The new policy gives lenders more discretion to grant home loans to borrowers who qualify under FHA underwriting guidelines but would have been disqualified previously by low FICO scores, according to a report by The Legal Forum (www.legal-forum.net)
Financial analysts say up to 100,000 more borrowers could qualify for mortgages.
Until now, lenders have avoided granting loans to anyone with a FICO score below 640 on the scale that runs from 300 to 850. They defended their credit score limit by saying the FHA could penalize them if they granted too many “high-risk” loans.

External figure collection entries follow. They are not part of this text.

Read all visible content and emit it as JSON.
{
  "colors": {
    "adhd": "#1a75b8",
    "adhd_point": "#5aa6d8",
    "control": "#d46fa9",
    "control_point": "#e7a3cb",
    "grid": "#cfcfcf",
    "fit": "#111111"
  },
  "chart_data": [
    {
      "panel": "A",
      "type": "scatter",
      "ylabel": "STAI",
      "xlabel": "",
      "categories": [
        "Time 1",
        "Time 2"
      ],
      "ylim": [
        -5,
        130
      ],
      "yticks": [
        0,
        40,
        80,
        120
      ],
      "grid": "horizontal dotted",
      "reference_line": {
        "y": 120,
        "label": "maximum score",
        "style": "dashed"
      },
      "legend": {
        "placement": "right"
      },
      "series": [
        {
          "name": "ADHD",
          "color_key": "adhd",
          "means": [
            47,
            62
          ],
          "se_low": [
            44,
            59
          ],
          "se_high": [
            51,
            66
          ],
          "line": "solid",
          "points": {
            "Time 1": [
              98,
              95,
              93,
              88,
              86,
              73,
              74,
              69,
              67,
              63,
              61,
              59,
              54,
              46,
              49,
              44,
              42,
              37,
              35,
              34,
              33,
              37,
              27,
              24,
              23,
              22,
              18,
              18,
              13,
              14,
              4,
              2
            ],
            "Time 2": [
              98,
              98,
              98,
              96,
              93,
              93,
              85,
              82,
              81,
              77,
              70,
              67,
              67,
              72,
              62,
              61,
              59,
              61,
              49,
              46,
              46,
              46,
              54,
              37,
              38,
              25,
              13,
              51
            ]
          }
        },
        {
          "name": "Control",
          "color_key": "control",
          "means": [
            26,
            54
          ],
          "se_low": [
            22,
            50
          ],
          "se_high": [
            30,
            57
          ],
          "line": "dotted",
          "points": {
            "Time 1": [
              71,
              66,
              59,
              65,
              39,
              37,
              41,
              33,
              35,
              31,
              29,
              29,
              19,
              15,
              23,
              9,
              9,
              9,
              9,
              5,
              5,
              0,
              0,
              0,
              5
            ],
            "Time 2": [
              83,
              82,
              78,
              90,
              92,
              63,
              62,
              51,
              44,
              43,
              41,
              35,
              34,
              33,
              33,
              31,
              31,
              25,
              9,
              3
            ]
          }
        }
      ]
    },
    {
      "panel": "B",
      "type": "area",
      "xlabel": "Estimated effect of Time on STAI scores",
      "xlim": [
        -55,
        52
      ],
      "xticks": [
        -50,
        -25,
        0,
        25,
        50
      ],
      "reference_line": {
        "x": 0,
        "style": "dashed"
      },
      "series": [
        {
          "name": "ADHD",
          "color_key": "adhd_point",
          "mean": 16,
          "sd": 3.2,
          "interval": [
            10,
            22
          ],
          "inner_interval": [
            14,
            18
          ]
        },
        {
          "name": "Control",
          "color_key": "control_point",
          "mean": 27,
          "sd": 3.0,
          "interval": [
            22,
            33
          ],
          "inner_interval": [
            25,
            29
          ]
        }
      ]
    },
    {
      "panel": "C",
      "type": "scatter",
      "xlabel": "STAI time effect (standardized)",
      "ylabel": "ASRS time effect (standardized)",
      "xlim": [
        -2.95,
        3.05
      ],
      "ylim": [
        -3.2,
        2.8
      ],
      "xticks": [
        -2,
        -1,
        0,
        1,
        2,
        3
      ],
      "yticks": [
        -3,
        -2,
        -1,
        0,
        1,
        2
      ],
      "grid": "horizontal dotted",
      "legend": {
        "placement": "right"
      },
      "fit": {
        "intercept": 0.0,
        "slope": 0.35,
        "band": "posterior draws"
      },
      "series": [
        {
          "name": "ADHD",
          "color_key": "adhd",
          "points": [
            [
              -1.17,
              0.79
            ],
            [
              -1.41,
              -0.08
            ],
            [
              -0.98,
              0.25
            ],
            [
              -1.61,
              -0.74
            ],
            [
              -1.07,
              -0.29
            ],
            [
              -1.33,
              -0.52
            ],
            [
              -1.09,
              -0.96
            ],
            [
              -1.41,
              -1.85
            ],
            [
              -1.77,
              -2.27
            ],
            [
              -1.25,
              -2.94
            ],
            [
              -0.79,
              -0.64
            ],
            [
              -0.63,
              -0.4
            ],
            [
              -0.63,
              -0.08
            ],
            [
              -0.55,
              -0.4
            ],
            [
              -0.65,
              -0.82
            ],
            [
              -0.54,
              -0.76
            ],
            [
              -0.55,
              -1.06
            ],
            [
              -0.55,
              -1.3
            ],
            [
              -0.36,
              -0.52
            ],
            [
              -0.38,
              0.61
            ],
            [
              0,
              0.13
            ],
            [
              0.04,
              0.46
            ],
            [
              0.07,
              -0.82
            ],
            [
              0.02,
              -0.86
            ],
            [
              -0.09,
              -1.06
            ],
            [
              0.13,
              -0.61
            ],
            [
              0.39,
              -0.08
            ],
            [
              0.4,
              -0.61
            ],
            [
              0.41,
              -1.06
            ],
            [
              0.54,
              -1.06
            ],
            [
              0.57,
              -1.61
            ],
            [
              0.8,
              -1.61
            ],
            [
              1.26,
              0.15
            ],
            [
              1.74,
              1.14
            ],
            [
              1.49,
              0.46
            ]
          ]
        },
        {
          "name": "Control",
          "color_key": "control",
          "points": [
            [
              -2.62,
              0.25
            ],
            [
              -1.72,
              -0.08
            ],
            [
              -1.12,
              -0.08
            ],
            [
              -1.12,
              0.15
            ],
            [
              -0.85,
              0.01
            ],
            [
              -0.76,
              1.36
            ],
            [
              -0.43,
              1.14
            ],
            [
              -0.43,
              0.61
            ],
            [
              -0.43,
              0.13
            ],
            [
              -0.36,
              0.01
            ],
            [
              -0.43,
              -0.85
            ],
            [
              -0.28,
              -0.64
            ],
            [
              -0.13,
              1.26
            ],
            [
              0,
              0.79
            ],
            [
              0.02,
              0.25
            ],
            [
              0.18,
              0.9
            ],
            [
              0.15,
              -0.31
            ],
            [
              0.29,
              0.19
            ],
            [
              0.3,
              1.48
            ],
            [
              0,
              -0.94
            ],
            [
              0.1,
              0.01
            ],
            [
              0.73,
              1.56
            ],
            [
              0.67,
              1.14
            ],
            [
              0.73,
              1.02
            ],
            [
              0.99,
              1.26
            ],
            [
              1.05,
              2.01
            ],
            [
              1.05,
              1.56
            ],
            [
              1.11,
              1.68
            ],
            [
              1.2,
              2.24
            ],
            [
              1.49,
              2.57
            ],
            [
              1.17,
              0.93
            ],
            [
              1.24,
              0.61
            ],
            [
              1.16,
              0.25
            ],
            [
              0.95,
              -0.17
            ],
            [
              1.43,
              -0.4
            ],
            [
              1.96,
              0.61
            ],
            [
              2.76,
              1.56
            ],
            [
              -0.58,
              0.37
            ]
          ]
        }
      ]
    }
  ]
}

The new FHA policy allows lenders to grant mortgages to persons with lower-than-average FICO scores without penalty if a large percentage of their local community is made up of residents with poor credit. Typically, they consist of young adults, first-time home buyers, minority households and moderate-income working families.
Applicants for FHA loans still will need to meet the old underwriting standards, which include a reliable income, acceptable debt-to-income levels and a secure ability to repay.
However, now they can qualify for mortgages even if their FICO scores are in the upper 500s to low 600s.
Mortgage Bankers Association officials say borrowers with the lower FICO scores might not get accepted by all lenders. Nevertheless, their chances of finding at least one FHA lender after applying in several places is greatly increased under the new guidelines.
Bankers say lenders are most likely to phase in the new policy slowly, only after they have seen whether the FHA penalizes lenders who grant loans to borrowers with lower FICO scores.
The new policy is intended by the Federal Reserve Bank as a reprieve from the tight credit limits imposed as a reaction to the recession that started in 2008.